The Intent
You are trying to understand the real-world consequences of death or incapacity on the business, not just the legal theory.
How I Solve It
I use the 25 Factors to assess continuity risk, focusing on Factor #13: Management Capability, Factor #14: Client Base, Factor #10: Processes and Documentation, and Factor #24: Risk. These factors reveal whether the business is institutionally strong or personality-driven.
The 5 Senses Inspection Report identifies whether staff, systems, and culture can function without the owner's daily presence.
Experience
It is vital because "What happens to a business when the owner dies?" is not a mechanical calculation. It is a real-world judgment about risk, control, sustainability, and transferability — and that judgment is where 10–15 years of owner-operator and valuation experience, your gut–brain axis, does the heavy lifting.
Why It Is Not Mechanical
On paper, valuation appears formula-driven. In reality, governance rights, risk concentration, growth durability, market conditions, and stakeholder dynamics materially affect value.
Where Experience Changes the Number
Decisions around normalization, premiums, discounts, projections, and defensibility require judgment formed through lived ownership, negotiation, and financial accountability.
Why the Gut–Brain Axis Matters
The brain performs disciplined financial analysis. The gut recognizes unrealistic narratives, hidden leverage, emotional distortions, and deal risk. Together they produce conclusions that withstand scrutiny.

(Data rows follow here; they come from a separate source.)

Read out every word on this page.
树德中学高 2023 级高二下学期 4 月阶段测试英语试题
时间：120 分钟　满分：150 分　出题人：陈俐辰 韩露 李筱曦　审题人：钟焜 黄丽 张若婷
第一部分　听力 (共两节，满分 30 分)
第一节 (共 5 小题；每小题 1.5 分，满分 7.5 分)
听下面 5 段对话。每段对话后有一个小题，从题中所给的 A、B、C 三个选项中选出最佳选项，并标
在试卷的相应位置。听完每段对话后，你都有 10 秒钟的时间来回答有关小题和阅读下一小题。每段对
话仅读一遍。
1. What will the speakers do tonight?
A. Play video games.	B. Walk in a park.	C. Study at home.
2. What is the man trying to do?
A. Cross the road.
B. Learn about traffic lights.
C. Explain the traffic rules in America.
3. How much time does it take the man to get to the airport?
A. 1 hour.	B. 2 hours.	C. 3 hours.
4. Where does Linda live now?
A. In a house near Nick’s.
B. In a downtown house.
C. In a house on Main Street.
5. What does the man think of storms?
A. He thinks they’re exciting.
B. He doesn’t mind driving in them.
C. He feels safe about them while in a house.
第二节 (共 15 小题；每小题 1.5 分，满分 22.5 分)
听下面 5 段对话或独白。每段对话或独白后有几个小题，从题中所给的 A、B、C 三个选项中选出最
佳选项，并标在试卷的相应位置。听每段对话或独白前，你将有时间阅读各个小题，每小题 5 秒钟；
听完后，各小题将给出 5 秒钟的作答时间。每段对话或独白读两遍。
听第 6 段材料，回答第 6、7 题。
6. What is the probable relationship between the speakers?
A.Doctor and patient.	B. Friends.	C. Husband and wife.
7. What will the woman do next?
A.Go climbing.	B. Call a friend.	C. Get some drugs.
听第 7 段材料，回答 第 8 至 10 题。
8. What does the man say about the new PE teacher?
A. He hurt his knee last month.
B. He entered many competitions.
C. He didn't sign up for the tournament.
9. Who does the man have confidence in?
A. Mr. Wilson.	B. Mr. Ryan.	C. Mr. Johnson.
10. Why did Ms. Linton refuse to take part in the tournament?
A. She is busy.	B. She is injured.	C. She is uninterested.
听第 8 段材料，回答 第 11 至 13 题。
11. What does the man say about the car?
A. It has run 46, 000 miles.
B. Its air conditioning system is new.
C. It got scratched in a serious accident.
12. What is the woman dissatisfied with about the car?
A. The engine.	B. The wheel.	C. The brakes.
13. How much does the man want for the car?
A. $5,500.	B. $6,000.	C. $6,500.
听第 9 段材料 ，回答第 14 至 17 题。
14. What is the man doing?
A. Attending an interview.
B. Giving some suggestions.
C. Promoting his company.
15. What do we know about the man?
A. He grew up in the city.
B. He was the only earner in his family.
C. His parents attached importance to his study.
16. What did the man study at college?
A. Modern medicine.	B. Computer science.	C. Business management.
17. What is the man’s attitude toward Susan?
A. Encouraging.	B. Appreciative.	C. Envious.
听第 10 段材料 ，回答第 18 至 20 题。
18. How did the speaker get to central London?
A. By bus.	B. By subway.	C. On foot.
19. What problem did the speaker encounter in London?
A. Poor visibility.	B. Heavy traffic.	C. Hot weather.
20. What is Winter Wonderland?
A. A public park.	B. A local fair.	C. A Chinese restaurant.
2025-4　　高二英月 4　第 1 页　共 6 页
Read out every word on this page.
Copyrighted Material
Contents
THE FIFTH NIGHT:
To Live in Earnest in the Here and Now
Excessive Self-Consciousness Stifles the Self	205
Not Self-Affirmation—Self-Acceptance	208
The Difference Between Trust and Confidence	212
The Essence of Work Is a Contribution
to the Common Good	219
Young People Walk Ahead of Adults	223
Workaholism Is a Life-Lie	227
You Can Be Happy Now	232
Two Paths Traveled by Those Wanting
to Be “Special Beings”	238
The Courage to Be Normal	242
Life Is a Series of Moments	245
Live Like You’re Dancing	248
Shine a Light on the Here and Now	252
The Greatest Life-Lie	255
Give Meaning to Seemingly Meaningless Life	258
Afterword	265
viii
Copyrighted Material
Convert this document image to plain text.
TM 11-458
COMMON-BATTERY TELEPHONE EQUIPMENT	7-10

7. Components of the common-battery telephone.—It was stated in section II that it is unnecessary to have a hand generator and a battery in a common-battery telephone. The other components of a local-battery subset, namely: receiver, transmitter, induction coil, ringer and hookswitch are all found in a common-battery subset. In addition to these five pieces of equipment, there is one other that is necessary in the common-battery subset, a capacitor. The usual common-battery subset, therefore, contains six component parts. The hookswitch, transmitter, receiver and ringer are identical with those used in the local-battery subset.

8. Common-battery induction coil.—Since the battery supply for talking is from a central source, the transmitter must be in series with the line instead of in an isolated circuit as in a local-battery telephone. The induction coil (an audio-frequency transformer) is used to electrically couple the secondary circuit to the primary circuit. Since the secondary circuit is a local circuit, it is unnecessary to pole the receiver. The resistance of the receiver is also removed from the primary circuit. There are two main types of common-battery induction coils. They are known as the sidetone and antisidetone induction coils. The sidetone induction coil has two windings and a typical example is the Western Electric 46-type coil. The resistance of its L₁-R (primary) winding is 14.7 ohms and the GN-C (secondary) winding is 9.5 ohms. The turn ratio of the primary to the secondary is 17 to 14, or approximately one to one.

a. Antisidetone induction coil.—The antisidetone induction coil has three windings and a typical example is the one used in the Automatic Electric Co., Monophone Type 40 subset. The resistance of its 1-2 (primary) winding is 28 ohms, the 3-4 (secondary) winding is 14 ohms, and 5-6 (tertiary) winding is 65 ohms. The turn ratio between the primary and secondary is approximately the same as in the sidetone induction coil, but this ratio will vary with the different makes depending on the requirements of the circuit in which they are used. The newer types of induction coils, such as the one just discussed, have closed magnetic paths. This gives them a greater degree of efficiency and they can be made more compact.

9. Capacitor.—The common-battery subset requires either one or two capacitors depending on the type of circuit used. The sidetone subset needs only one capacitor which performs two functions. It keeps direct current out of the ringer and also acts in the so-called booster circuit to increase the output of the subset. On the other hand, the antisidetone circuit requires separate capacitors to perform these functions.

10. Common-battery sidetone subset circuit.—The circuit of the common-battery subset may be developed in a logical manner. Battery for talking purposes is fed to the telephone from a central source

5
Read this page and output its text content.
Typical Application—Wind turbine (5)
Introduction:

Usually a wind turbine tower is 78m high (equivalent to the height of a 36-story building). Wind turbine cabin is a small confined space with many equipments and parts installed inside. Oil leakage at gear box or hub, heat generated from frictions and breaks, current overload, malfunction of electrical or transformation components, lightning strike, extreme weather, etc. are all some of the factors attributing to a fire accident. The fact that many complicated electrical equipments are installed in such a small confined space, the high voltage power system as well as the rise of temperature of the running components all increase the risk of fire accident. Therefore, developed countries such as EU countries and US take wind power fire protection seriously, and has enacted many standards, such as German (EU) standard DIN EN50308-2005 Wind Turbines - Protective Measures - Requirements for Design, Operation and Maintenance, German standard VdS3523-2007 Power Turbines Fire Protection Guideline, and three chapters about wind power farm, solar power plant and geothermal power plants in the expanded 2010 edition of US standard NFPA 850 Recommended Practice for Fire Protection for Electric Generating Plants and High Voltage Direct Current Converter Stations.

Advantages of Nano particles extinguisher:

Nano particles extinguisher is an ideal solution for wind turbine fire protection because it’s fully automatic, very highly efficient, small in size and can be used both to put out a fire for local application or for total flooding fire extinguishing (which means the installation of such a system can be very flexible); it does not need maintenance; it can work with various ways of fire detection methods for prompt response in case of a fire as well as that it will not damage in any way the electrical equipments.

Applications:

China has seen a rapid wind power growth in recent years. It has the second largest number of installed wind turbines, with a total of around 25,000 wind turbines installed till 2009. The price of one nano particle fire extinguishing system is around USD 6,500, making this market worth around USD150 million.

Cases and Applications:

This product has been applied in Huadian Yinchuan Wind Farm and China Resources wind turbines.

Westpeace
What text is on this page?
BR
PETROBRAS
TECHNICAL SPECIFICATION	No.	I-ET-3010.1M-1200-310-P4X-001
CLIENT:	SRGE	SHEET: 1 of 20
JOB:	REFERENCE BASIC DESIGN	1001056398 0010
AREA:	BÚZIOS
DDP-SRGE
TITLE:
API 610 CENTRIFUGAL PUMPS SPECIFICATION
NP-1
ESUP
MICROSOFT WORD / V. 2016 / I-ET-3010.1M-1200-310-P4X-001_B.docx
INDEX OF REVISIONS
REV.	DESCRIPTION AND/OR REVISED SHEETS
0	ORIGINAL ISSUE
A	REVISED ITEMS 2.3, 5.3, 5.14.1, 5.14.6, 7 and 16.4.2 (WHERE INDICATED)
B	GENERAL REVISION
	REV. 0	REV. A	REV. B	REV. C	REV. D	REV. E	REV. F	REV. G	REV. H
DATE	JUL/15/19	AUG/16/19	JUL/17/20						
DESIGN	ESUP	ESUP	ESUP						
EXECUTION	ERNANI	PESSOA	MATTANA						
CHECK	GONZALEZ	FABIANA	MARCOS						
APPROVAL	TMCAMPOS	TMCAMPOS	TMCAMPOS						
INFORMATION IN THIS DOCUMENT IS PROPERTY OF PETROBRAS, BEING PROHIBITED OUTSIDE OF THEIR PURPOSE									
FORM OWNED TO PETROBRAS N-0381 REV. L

Protecting Financial Lives
The final number affects wealth, control, solvency, tax exposure, and long-term relationships. Requiring 10–15 years of serious hands-on business and valuation experience ensures the answer is fair, defensible, and durable. See my Experience page.
The Result
You gain a clear understanding of whether the business represents a stable asset for beneficiaries or a risk that must be addressed proactively.